The following year a miniature church and state experiment was made in the Massachusetts settlement, by limiting the eligibility to civil office to church-members, whether civil or not.
The first log-cabin builders, who had themselves fled from the knife of the law, whetted it to a keen edge and turned it upon their fellow-sufferers, who differed from them in their religious or moral sentiments. Profane swearing, tippling, taking interest on loans of money, and wearing expensive jewelry became legal crimes, among those who had suppressed with Spartan rigor their exercise in themselves and their families. The next generation, in 1658, could not tolerate drab coats or drab principles, and sought to put down the new fashions by hanging up several of their owners in them. The wood-colored styles multiplied of course, notwithstanding the crimson mode of dealing with them,—a mode which, whenever mentioned, brings up a flush on every fair New England cheek to this day.
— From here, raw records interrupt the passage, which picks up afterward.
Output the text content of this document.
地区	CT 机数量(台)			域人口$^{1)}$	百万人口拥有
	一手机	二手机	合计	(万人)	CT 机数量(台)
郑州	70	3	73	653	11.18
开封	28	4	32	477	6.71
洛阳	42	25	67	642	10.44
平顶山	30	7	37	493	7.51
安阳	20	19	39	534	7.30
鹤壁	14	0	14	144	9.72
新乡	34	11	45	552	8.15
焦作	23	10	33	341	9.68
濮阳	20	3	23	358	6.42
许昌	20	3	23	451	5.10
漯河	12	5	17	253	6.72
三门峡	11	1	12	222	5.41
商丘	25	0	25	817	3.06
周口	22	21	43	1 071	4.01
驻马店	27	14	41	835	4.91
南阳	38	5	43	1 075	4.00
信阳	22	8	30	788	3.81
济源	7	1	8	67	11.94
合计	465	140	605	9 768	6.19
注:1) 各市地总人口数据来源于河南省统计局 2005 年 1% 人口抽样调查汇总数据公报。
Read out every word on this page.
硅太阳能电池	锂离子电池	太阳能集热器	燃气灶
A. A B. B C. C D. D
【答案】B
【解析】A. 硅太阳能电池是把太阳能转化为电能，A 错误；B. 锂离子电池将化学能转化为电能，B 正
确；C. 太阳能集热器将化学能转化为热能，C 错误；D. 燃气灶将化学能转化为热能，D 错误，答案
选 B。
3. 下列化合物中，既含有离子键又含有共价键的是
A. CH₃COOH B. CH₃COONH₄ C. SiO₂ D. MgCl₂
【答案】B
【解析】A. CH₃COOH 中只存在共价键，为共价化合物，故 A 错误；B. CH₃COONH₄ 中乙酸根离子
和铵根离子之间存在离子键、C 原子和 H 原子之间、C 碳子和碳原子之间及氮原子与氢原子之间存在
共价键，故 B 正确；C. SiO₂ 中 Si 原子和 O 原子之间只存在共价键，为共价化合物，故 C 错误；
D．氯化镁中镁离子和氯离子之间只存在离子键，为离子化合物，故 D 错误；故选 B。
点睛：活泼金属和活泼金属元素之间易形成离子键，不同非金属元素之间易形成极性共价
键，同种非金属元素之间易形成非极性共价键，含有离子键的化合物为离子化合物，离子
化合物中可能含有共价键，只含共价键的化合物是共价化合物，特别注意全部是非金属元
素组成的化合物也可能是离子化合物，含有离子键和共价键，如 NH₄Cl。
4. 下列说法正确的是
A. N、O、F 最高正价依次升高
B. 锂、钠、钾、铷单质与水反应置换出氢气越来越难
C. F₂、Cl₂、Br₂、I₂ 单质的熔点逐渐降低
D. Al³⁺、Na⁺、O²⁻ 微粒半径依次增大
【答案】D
The flush is not likely to be left unsummoned so long as the enemies of New England have any ink left, or so long as her own gifted sons preserve in choicest amber the well-embalmed and dramatic specimens.
In 1635 Roger Williams, illuminated by principles of religious toleration, unkindled as yet in the Puritan settlements of Massachusetts Bay, Salem, and Boston, carried his softly burning torch out of the reach of the chill breath of the General Court, which sought in vain to blow out the wavering flame.
He pitched his tent on the Blackstone River where it widens into Narragansett Bay, and there grafted such a lovely little bud of religious equality upon the old trunk of settled law, that, swelling under Providence into the State of Rhode Island, it has become one of the finest fruit-trees in our American orchard. Some people, of aquatic notions and learning their geography in the pitching hold of a yacht, have erroneously supposed that Rhode Island was included in the state of Newport. Such notions rest on very sandy foundations, and are no more to be trusted than the speculations of the idly learned about the round tower of that resort for capital sea-bathing.
The settlement of Rhode Island, like the other American plantations, was kept alive and stirring by Indian wars; but, aided by the Narragansetts, she succeeded at last, after attempting to bury their hatchets, in burying the Pequods themselves, leaving not one to perpetuate the seed.
Meanwhile, the valley of the Connecticut, visited by exploring parties from Plymouth Colony under the younger Winthrop, and by heavy flanked Dutchmen from the island of Manhattan, had also attracted attention to its valuable real estate; and its lots of course were mapped out and deeded in that first-class broker’s office, the Court of Charles I., situated in London.
Wethersfield, although it then had no onions to affect their eyes, made the mouths of a party of emigrants, who went there under Hooker in June, 1636, to water pleasantly, as they gaped over its broad meadow-lands, shaded with huge trees, and dipping their heavy grasses into the wide and flowing river.
But these huge trees at Wethersfield and Windsor, under which the infant plantations of Connecticut were made, were less valuable than the large old oak at Hartford, which afterwards became more famous for standing mute, and hiding its secrets, than the talking oak of Tennyson.